Surveys of spending intentions and analysis of payments data are showing a clear pattern of restraint among younger Australians.
Earlier this week American Express unveiled research conducted into the spending and saving intentions of 1,500 Australians aged between 24 and 35 years.
Although more than half of those surveyed (55 per cent) said they strive to find the right balance between short-term desires and long-term financial goals, 58 per cent claimed to have a good or excellent understanding of money management and 42 per cent don't spend beyond their means.
Amex suggested this assertion was backed up by data showing 57 per cent have savings set aside, while 41 per cent also maintain a budget as well as track their spending. Further, when making a retail purchase, 47 per cent only buy new things that they feel they actually need.
Nevertheless, some spending was being factored in: 62 per cent said they consider spending money on themselves as a form of self-care. Around half of the survey group admitted they give themselves 'little treats' on a weekly basis such as eating out (60 per cent), purchasing a new piece of clothing (47 per cent) or ordering a takeaway drink (45 per cent).
These fluffy survey-based numbers are reinforced by the monthly CommBank Household Spending Insights Index for July – based on de-identified payments data for June from approximately 7 million CBA customers – which was also released this week.
The CommBank HSI shows that spending was up for the month, driven primarily by increased spending on Recreation (+3.2 per cent) and Hospitality (+2.1 per cent).
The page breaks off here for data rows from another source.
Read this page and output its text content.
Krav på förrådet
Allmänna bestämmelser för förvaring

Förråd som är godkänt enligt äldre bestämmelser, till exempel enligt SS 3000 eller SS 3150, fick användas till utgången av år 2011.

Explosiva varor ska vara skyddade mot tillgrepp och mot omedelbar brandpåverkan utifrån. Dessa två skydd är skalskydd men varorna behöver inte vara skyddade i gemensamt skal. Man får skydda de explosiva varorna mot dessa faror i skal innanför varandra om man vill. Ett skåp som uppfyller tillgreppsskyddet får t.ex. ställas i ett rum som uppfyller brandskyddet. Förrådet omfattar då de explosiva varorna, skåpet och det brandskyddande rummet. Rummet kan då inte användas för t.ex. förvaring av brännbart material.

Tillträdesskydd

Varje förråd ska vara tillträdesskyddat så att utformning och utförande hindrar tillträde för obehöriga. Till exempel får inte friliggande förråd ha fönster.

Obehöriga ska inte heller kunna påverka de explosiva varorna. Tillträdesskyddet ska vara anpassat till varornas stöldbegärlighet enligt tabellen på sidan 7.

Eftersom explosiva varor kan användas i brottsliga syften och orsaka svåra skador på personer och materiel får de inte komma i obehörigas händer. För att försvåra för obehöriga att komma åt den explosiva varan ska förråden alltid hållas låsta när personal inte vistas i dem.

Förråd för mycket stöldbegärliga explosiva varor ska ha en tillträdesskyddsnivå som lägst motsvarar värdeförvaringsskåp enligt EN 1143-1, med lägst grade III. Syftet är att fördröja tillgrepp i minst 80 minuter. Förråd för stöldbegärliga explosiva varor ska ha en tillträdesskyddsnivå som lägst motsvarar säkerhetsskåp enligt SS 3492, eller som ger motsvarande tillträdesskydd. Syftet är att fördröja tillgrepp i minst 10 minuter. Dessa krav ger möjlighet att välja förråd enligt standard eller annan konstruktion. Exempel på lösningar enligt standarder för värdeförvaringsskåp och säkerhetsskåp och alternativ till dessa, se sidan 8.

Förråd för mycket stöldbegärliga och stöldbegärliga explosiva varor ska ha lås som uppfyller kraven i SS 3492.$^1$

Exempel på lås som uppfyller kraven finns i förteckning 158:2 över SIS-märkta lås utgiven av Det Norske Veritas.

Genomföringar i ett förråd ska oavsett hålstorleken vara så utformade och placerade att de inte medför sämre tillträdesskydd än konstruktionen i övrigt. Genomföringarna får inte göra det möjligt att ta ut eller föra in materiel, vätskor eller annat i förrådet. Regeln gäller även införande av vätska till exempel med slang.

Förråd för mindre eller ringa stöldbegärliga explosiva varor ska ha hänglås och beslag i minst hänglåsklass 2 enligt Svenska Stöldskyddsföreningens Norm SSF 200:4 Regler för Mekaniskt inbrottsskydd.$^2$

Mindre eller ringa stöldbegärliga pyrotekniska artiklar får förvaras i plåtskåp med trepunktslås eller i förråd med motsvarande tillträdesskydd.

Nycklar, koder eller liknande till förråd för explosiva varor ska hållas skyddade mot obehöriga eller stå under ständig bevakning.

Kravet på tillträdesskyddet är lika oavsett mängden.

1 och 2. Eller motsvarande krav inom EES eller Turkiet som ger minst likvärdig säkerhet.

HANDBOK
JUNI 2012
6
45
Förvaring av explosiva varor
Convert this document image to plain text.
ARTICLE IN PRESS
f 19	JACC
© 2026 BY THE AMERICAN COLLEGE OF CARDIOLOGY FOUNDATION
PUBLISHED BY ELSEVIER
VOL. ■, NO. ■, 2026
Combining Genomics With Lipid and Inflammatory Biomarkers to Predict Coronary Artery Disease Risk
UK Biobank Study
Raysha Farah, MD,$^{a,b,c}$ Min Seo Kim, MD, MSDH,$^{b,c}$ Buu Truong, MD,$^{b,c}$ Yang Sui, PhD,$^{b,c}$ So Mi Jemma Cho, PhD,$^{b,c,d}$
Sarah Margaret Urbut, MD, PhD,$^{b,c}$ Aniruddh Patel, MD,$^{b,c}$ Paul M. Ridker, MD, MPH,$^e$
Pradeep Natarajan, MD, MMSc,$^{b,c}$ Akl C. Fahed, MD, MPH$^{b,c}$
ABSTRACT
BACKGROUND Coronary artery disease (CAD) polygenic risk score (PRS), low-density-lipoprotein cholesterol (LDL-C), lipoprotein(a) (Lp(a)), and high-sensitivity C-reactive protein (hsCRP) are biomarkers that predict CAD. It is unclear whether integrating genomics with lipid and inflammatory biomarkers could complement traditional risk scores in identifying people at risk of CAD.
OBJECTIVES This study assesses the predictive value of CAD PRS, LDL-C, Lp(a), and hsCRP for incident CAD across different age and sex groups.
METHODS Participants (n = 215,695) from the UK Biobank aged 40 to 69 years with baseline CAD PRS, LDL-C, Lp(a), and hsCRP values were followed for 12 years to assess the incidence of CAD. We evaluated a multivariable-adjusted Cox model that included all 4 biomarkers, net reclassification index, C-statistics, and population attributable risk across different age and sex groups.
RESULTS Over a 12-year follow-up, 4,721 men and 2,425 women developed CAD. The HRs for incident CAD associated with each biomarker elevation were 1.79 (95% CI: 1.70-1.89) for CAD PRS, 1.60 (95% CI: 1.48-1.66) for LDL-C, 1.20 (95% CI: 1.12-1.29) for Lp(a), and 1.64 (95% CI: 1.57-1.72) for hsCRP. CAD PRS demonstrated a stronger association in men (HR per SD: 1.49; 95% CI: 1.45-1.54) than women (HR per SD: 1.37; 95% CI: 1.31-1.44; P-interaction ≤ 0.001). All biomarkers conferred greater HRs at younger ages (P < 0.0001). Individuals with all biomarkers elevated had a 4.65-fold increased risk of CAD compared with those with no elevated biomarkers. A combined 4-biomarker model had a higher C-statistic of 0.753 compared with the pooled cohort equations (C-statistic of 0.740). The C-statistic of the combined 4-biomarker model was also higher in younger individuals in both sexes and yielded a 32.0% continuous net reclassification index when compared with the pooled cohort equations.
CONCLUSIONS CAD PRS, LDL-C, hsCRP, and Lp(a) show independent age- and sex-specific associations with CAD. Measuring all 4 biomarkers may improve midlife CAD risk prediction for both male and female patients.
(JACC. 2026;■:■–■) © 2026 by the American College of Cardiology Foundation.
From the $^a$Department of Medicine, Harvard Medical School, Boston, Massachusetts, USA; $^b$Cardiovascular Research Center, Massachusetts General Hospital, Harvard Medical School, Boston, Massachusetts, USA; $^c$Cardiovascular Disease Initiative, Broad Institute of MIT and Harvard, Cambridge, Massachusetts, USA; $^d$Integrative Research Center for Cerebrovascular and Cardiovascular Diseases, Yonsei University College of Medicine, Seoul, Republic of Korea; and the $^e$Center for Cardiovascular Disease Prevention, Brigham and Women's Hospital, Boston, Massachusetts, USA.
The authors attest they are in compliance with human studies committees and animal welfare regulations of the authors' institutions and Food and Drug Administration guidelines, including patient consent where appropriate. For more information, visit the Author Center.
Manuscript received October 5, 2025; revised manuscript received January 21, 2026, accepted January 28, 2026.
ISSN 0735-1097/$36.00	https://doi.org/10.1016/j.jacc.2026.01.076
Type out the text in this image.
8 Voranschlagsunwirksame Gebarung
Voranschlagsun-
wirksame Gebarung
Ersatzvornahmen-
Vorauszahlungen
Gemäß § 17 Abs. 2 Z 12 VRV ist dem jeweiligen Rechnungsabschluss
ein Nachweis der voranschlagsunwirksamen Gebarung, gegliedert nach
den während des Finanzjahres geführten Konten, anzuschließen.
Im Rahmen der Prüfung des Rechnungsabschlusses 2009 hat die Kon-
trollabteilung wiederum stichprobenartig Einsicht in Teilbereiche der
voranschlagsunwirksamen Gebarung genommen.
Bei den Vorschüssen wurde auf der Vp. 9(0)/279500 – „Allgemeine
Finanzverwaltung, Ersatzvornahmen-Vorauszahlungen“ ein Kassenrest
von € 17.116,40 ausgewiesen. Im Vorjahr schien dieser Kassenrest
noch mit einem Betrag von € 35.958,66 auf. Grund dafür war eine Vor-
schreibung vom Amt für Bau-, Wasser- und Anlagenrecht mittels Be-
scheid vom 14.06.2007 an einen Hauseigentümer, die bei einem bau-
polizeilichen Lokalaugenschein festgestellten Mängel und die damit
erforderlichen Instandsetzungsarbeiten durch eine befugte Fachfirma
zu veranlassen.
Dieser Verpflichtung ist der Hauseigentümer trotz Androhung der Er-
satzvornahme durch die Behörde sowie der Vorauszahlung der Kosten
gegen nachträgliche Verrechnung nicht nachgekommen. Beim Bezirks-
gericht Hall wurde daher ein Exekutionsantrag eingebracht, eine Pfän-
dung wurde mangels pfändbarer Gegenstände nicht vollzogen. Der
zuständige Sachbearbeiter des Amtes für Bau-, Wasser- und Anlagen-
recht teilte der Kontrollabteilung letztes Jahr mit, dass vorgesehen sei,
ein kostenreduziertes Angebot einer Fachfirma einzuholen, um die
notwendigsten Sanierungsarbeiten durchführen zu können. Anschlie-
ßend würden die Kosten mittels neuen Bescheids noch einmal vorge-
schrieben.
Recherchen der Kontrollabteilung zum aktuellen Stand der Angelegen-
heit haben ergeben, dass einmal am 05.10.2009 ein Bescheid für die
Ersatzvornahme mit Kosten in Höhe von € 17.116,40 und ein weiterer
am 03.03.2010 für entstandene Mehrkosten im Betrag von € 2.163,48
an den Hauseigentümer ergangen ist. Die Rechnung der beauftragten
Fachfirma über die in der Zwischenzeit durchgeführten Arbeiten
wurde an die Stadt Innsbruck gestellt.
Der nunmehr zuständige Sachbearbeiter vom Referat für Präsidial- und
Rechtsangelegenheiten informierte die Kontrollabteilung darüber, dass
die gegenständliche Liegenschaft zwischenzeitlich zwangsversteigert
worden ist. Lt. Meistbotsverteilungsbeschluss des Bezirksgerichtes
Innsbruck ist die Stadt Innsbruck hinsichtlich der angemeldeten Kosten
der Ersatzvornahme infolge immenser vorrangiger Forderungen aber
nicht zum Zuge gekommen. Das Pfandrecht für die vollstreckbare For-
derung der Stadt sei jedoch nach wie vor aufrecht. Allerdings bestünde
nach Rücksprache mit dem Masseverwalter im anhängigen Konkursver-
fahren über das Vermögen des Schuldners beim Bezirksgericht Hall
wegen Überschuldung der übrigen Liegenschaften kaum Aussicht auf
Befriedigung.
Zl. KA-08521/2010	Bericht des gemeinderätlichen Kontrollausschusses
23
The CBA report for June also highlights significant spending differences across home ownership type. Renters continue to be challenged, with spending declining 0.9 per cent in the year to June compared with spending increases for those with a mortgage (+1.5 per cent) and outright owners (+2.1 per cent).
"We have witnessed a significant disparity in spending behaviours across home ownership categories, as renters pull back on spending in the year to June while mortgage holders and outright owners have increased spending," said Stephen Halmarick, CBA chief economist.
"This suggests younger Australians, who are more likely to be renting are tightening their wallets and likely spending more on essentials, given these are the fastest growing spending categories so far this year."